A Growing Vancouver Can Never Be A Green One
This week, the City of Vancouver announced details of its plan to make Vancouver the world’s greenest city by 2020. It will achieve that goal, it says, by focusing on 10 key points.
The big problem is that the city ignores other key points such as continued growth in its population which will negate any gains it might achieve. It is hard to believe that it has never occurred to the city or any of Metro Vancouver’s municipalities that ignoring unending population growth could be catastrophic. Is it possible anyone could be so unaware? So critics should feel no qualms about describing the green ambitions of Vancouver and its suburbs as mere green-washing fraud and outright hypocrisy.
Aside from natural creations such as erupting volcanoes, all cities are the greatest polluters on this planet. Almost without exception, the largest of those cities are at the top of that list of the greatest polluters.
So to say that the City of Vancouver wants to become the world’s greenest city is really equal to saying Vancouver wants to become the best of the worst. To pretend that Vancouver or any other city can have a small to negligible ecological footprint is a great delusion. Large numbers of people and ecologically-friendly conditions are completely incompatible.
Remember that the large numbers in cities rely on the extraction of resources from areas far distant from their own locations. These cities and all the institutions they develop within their borders are the most highly vulnerable of all human communities.
It would make sense for those in such locations to do all they can to reduce their vulnerability, not to increase it by increasing their size. Yet an increase in size is what Vancouver and its suburbs are planning—as are most of the worst polluting cities on the planet.

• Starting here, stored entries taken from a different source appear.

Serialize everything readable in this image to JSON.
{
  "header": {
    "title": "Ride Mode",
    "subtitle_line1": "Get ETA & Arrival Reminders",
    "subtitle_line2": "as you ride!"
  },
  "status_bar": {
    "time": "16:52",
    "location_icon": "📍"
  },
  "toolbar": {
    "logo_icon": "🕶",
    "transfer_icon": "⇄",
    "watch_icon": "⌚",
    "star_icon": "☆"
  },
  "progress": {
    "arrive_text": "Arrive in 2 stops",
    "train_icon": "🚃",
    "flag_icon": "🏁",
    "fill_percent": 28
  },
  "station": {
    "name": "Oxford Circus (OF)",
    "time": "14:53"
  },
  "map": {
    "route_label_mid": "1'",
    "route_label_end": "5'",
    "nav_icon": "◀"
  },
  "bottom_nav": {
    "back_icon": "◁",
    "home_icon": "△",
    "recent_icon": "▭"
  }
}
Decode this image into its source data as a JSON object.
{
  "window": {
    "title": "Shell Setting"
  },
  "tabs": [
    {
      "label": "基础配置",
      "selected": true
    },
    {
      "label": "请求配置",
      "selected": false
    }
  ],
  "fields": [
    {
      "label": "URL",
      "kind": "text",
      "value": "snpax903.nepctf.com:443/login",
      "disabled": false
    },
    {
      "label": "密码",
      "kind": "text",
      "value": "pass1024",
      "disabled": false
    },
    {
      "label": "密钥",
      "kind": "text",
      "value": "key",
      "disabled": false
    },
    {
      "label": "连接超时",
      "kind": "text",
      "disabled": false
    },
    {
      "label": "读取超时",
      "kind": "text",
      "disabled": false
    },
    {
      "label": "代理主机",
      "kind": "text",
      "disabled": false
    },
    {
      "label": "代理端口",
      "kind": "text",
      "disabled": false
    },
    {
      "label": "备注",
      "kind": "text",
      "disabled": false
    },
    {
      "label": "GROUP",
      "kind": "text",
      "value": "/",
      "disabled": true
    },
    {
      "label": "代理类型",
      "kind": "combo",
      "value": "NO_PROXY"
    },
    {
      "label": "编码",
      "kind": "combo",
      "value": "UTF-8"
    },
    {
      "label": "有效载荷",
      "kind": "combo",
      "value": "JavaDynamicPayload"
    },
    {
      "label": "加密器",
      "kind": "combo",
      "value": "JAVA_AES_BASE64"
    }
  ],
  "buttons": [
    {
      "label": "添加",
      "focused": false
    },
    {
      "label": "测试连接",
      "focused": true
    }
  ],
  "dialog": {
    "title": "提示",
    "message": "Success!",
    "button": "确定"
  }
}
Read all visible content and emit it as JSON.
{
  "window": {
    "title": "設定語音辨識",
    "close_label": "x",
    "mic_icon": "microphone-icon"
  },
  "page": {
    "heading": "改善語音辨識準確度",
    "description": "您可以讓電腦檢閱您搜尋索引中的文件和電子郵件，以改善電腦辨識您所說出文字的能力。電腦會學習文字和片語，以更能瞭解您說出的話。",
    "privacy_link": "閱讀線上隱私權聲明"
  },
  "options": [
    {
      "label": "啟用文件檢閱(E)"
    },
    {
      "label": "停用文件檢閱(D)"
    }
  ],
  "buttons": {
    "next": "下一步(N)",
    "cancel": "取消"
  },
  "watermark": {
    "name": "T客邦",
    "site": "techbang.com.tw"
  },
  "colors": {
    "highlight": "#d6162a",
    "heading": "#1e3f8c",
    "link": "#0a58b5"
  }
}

The goal of becoming green is noble, but unless it includes population stabilization and then population reduction, the plan will fail.
In a number of future bulletins, we will examine Vancouver’s green ambitions. This week, we will look at one of the points made in this week’s announcement.
That point states that the City plans to increase by 50% the number of local food sources, including markets, garden plots and orchards.
Alarm bells should be sounding at this claim.
Why? Over the next 20 years, it is projected that another million people will live in the Metro Vancouver area. It took over 120 years for Metro Vancouver to reach a population of over 1+ million, but it has taken just the last 20+ years for the Metro Vancouver area to exceed 2+ million. Almost all of the past increase of 1 million was caused by immigration. Immigration will be almost the sole cause of the next 1 million increase to 2031. In other words, immigration is not a tangential green issue. It is “the” green issue.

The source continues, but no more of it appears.